Even California's Analysts Are Confused About Bullet Train Fate
(Bloomberg) -- Even California’s studiously deliberate bureaucrats are confused by what Governor Gavin Newsom intends to do with the state’s high-speed rail project.
Two weeks ago, the Democrat shocked people around the state and country by appearing to walk away from an ambitious $77 billion bullet train that has been in the works for more than a decade. He said in a speech that there "simply isn’t a path" for the original plan linking Los Angeles and San Francisco and that he wants to focus on finishing one segment running only through California’s less-densely populated agricultural heart. But Newsom, who took office in January, also said he would continue preliminary work on the entire system and seek more federal and private funding.
Reaction was swift, and Newsom and his chief of staff, Ann O’Leary, took to Twitter to stress he wasn’t abandoning high-speed rail, as his comments were initially interpreted.
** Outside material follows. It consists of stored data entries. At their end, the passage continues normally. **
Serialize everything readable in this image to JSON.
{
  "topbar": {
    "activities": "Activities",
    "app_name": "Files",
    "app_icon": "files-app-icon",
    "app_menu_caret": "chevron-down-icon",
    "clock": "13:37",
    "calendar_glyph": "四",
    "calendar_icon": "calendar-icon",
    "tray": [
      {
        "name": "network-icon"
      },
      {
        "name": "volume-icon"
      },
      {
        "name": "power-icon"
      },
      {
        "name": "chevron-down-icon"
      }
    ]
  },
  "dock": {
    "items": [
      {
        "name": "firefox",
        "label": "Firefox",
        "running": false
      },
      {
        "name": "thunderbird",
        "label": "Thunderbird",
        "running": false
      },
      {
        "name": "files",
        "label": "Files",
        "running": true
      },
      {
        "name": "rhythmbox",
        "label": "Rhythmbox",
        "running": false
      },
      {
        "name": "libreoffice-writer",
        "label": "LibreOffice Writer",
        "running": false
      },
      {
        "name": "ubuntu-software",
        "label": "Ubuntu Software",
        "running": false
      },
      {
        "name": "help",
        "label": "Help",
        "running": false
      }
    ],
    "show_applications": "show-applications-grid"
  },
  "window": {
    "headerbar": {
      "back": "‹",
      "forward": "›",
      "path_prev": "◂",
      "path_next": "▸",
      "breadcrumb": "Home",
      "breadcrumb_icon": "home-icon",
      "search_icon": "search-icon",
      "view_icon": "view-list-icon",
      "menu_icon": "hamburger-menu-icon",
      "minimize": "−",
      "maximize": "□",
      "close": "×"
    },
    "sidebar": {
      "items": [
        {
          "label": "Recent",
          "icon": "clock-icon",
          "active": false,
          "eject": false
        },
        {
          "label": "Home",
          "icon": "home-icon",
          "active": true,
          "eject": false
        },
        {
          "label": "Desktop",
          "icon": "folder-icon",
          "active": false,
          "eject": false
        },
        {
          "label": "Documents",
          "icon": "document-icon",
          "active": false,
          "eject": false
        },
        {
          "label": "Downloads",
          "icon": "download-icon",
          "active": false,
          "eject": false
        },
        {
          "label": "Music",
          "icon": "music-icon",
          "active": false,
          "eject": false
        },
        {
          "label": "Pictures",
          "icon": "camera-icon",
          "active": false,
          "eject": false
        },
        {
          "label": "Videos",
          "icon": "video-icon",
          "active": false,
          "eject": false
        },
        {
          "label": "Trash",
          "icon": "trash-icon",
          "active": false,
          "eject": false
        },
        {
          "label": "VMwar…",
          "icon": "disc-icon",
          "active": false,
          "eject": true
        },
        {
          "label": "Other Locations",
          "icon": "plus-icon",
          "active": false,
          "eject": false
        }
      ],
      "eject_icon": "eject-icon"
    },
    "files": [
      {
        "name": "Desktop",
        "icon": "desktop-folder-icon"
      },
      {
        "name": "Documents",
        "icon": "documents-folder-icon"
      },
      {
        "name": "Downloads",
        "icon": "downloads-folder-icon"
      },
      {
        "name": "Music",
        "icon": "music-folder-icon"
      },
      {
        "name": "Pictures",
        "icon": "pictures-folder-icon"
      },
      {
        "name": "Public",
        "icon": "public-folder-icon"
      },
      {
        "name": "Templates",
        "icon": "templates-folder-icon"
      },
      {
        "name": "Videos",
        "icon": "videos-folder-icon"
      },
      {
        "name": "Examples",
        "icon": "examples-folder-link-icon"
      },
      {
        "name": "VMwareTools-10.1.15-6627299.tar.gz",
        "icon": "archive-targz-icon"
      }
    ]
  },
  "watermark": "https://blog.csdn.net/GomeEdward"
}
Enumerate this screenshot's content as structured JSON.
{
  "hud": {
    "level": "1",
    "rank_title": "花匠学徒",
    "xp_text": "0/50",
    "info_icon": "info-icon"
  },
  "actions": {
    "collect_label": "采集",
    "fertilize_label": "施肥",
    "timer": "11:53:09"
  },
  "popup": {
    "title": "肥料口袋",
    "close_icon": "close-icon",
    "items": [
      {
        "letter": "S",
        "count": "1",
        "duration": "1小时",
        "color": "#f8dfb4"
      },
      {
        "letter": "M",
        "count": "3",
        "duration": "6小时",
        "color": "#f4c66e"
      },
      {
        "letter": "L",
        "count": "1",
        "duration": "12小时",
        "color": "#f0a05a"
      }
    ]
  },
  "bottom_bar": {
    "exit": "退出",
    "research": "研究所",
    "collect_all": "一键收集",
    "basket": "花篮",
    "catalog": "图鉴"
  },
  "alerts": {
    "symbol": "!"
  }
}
Still, he gave an opening to the administration of President Donald Trump, which last week said it would seek to cancel and claw back federal funds from the project. Republicans in the statehouse and Congress had long opposed it and tried to choke off funding before.
Staffers at the nonpartisan Legislative Analyst’s Office, which undertakes methodical examinations of dense topics such as education-funding formulas, wrote in a report Tuesday that the specifics of Newsom’s plans are "uncertain." That includes aspects from whether portions of the system would be canceled entirely to details of the line he wants to complete.
"Most notably, it is not clear whether the segment would carry high‑speed trains or whether it would instead host express service for the existing San Joaquin passenger rail line," the analysts wrote.
There’s some urgency to addressing the confusion. If the railroad is being scaled down, the state should decide soon and avoid piling on more expenses. But if the legislature wants to press ahead, it should solve the funding deficit for the project to succeed, the LAO said in the report. After 2030, the committed financing for the system is short by at least $54.9 billion, an amount that would grow by $900 million if federal grants are lost.
"There is significant risk that the state would have to cover the large majority of any funding gap -- likely from the general fund," the report said.
The analysts noted that Newsom’s administration said more details may come next month in a project update. The governor’s press office didn’t immediately respond to a request for comment on the report.